Guix uses the Shepard init by the way. I'm finding it to work really well and I've opted to use it instead of trying to tard wrangle the moving target that is s6 (they've made me start over twice in just the last couple of years with API changes). Most important services have been ported over from systemd already and those that haven't are easy to write.
Really the only downside at the moment are no tard friendly documentation and how to guides. If you're willing to read technical manuals it's all there in detail. But there isn't a lot of stuff like
>If <x> is broken that's a common problem just copy/paste <y>What you get in return for re-learning some stuff is really nice though. Nearly impossible to brick a system or screw up your config. The package manager won't let you make system-wide breaking changes. No more random shit laying around /etc from years ago that you forgot about when attempting to update/migrate.

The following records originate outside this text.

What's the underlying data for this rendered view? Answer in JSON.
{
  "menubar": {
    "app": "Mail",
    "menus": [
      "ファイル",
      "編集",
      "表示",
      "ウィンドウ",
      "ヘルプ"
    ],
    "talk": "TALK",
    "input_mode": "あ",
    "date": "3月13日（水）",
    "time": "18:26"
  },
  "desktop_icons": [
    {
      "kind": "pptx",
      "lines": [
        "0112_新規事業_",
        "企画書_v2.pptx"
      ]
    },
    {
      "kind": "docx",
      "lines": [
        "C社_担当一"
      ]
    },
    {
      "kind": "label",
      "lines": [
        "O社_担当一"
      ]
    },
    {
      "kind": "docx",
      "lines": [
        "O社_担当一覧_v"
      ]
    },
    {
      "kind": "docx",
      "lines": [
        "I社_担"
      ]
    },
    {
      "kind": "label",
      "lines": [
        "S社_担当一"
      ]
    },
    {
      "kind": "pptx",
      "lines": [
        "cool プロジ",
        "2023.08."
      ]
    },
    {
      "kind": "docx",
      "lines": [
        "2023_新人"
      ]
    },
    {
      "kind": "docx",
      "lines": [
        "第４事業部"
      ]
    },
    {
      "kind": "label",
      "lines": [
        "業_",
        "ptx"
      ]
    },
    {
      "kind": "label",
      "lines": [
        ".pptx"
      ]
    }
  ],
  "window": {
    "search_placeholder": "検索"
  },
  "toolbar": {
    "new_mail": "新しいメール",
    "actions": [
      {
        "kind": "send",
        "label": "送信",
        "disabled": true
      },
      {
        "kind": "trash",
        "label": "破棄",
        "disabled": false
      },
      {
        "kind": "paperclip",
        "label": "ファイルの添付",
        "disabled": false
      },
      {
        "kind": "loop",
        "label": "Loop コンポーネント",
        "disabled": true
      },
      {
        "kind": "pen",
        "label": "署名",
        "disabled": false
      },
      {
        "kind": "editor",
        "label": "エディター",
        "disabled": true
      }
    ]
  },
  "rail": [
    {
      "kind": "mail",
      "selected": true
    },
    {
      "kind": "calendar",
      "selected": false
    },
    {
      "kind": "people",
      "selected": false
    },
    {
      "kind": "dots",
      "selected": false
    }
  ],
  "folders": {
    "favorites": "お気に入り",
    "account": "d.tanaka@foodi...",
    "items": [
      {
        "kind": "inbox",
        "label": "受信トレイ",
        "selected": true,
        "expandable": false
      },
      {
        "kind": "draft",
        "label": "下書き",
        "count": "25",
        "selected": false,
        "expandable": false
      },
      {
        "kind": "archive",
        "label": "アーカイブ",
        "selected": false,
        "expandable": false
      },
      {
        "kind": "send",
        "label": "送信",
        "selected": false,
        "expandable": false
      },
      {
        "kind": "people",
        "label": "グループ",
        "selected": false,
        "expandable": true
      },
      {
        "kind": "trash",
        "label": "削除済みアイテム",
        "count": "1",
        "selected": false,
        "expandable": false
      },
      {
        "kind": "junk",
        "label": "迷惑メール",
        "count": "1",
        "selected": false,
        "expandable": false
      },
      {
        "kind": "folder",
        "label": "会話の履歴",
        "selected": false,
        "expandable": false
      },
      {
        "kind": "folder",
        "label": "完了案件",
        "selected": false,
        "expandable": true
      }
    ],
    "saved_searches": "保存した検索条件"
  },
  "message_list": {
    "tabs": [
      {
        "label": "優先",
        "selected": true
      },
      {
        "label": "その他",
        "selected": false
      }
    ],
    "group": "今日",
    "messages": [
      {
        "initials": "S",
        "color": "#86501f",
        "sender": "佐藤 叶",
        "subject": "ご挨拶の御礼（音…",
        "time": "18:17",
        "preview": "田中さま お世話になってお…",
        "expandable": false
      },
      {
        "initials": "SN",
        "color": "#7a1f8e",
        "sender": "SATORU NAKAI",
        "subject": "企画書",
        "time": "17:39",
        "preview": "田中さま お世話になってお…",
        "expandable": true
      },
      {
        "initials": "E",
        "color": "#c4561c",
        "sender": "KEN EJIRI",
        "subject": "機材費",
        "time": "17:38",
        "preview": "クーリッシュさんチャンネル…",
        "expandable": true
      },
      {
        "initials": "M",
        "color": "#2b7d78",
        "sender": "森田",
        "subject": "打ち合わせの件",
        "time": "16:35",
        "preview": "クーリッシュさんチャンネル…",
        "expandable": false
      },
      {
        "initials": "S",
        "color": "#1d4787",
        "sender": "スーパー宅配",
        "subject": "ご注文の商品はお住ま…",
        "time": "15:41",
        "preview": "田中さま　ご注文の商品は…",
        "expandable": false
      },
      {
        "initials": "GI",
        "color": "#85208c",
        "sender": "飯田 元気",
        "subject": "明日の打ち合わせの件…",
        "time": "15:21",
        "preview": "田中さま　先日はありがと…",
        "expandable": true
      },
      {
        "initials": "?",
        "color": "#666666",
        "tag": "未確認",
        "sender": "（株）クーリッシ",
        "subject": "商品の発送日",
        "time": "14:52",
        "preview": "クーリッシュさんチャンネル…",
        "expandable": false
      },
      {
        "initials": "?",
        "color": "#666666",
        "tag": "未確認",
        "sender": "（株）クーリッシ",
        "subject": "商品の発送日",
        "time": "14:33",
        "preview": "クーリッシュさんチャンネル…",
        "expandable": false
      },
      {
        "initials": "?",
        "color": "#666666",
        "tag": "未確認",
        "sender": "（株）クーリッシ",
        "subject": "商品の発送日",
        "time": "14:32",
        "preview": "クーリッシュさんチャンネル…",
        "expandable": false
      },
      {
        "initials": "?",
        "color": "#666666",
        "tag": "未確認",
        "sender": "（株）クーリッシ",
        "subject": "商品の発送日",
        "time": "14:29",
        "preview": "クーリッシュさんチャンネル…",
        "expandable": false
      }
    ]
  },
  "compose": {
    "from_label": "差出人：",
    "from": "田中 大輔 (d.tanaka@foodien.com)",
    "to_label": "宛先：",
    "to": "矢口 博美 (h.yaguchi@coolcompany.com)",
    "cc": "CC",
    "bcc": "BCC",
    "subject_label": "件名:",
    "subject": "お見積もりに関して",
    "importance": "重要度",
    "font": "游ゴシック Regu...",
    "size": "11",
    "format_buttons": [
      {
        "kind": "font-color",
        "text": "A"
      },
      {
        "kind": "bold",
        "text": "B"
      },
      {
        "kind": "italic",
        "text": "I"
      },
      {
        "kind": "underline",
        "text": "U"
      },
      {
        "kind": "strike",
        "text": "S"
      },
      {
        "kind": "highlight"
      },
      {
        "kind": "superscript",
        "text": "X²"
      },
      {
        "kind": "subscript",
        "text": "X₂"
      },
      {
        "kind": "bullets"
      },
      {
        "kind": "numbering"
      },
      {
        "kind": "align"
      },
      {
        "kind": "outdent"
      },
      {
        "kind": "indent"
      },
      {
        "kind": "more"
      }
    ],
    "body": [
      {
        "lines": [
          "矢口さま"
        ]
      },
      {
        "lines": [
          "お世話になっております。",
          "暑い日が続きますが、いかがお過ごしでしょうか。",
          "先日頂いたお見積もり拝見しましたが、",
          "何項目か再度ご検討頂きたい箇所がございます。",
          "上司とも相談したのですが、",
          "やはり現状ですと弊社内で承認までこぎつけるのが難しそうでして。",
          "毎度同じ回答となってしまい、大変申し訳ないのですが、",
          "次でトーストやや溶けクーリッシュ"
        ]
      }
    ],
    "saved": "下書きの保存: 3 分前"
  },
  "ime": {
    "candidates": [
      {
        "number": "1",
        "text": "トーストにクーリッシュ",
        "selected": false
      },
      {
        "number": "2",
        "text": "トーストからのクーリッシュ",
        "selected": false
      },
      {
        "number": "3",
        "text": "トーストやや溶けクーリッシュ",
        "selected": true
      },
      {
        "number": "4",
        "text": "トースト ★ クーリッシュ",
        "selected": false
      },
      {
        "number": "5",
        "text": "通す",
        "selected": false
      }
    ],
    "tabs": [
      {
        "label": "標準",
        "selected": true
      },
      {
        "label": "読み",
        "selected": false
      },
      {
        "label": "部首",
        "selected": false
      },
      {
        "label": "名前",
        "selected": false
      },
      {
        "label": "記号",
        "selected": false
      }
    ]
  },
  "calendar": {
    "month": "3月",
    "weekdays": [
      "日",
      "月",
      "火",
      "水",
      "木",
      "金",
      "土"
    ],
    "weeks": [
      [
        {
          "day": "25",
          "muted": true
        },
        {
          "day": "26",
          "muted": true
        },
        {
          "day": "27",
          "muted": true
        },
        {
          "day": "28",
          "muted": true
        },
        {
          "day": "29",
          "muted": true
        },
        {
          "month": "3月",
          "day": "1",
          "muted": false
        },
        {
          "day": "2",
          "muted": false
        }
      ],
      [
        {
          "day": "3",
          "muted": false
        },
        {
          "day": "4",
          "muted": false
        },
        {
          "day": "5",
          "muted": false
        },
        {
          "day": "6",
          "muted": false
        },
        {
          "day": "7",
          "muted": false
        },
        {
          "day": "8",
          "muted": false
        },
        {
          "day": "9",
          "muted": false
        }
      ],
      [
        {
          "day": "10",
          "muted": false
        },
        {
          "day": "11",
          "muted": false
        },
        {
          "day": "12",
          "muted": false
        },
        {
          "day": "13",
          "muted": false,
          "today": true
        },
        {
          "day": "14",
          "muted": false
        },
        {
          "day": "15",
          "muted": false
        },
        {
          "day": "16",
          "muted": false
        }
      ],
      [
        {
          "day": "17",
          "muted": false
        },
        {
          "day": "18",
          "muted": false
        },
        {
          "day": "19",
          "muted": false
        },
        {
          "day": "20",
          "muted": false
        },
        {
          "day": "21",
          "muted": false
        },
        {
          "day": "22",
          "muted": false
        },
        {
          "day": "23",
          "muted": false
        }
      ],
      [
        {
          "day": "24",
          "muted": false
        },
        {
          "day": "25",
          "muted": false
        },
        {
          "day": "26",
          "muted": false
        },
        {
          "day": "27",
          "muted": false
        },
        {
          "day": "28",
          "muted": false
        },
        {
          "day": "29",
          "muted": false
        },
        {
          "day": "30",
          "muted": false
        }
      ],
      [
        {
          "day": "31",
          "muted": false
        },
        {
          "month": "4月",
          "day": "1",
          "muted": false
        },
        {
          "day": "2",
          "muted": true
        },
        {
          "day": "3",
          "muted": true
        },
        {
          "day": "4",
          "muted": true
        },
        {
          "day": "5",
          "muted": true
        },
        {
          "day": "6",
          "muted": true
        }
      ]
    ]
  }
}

The main reason I'm using Guix is because there is a lot of work being put towards true p2p distro of packages. Meaning build servers aren't required and everyone using the OS can share their built bins with each other with the assurance that they're good and not tampered with. It isn't ready yet but I expect it to be finished very soon. This was going to be the core reason for making a new distro for me. So I prefer to chip in and help out these guys instead of going it alone. It'll also be useful for some other stuff I have planned (the ability to offload video/audio encoding to other machines/servers).
If you do decide to give it a try do let me know if you run across anything that isn't already packaged or doesn't play nice with how Guix uses symbolic links everywhere. I stumbled upon one this morning that I was able to fix with a couple of lines of code.
I'm becoming a bit of a lisper lately. I've known it for many years but I always avoided writing much in it for whatever reason. But this project is forcing me to use it more often. I don't really mind it once I got emacs set-up to do some highlighting to keep track of all the (((((()))))). It's a really good language.